実は、この問題に対して、多くの人(約90%)がBの文章のほうがありそうだと判断する、という実験結果があります。おそらく、Bを選んだあなたは、心理学を学んで、差別問題と社会正義に関心がある女性なら「おそらく女性運動にも参加しているんじゃないか」と思ったのではないでしょうか。

このように、人間は、物事を判断するときに、すでに持っている知識や経験から生ずる、ある種の期待(スキーマといいます)に頼る傾向があるわけです。

確率論によれば、二つの事象が同時に発生する確率は、各事象が発生する確率よりも小さくなります。

たとえば、奈々子さんが銀行員である確率と、女性運動で活動しているという確率がそれぞれ30%と20%の場合、奈々子さんが「銀行員かつ女性運動家」である確率が、20%を超えることはないわけです。(実際は二つの確率を掛け合わせた6%=30%×20%)

実は、金融の専門家でさえ、この種の確率の推計で過ちを犯しやすいという実験結果があります。
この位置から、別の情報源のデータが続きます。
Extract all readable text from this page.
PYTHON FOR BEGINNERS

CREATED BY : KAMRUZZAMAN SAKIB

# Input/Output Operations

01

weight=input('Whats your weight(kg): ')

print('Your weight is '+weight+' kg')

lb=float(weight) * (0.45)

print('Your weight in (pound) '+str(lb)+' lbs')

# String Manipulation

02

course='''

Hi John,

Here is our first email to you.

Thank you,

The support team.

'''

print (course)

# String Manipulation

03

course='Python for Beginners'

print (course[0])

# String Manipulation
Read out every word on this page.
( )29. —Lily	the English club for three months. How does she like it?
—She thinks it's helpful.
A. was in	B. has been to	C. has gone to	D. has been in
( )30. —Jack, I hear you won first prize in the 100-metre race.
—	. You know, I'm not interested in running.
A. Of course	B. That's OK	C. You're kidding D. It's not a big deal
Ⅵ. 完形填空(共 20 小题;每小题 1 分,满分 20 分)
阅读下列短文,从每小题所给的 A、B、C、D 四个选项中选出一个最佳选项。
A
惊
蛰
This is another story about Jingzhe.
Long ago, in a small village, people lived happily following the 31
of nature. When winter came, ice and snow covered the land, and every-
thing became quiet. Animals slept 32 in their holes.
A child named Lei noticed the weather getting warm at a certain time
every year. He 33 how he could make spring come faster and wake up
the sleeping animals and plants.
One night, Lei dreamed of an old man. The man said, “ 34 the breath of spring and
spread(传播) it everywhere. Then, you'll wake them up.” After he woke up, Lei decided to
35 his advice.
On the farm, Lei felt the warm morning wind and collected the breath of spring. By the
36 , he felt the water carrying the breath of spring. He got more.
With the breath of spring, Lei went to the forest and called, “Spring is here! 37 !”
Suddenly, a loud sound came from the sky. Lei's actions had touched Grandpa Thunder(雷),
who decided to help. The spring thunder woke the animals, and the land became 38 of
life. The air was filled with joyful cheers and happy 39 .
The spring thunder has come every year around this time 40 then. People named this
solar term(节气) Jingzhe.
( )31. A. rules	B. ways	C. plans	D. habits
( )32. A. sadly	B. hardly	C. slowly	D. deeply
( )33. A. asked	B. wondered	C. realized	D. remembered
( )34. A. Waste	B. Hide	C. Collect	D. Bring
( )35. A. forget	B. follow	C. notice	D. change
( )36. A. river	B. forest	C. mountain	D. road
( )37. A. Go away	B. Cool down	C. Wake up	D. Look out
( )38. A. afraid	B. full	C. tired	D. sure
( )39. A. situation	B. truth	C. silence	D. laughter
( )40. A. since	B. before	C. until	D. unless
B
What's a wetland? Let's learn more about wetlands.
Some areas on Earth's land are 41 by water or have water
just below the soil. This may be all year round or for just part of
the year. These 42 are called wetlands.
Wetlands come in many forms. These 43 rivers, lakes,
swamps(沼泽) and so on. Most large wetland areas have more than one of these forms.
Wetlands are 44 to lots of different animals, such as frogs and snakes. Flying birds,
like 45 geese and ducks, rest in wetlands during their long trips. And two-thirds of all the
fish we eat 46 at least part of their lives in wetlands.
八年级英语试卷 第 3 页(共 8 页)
専門家に次の各イベントが起こるであろう確率を推定してもらいました。

1.米国経済が過熱しているという最初の兆候が現れる(41%)
2.米国経済のインフレ率が上昇する(44%)
3.連銀が金利を抑えこむのに努力する(26.9%)
4.米国経済が過熱しているという最初の兆候が現れ、その後インフ
レ率上昇し、そして連銀が金利を抑えこむのに努力する(35%)

(参考:Kiell and Stephan 1997)

括弧内は、専門家が推定した確率です。
4番目の確率が35%もあることに注意してください。
この実験結果が合理的でないことはお分かりになるはずです。

このように人間は、自分の経験や知識に関係のある事象の確率を過大に推計したり、あるいは、多くの人が、可能性が全くない場合ですら、経験的に観察される関係や因果関係を過大に評価する傾向があるのです。

この行動ファイナンスで扱われる有名な問題を通して、私たちが常に合理的に考えるわけではない、ということが再認識できたのではないでしょうか。

実は、行動ファイナンスは、「ポートフォリオ理論やCAPMのような伝統的ファイナンス理論では、実際の証券市場での価格形成過程を十分に説明できない」という問題意識から発展してきた分野です。

しかし、だからといって、人間が常に合理的に行動することを前提とする「伝統的ファイナンス理論」はいらない、と言っているわけではありません。なぜなら、伝統的ファイナンス理論は、条件を限定し、単純化することによって、私たちにわかりやすい思考の枠組みを提供してくれているからです。

大切なことは、過度にこの「伝統的ファイナンス理論」に頼ってはいけないということです。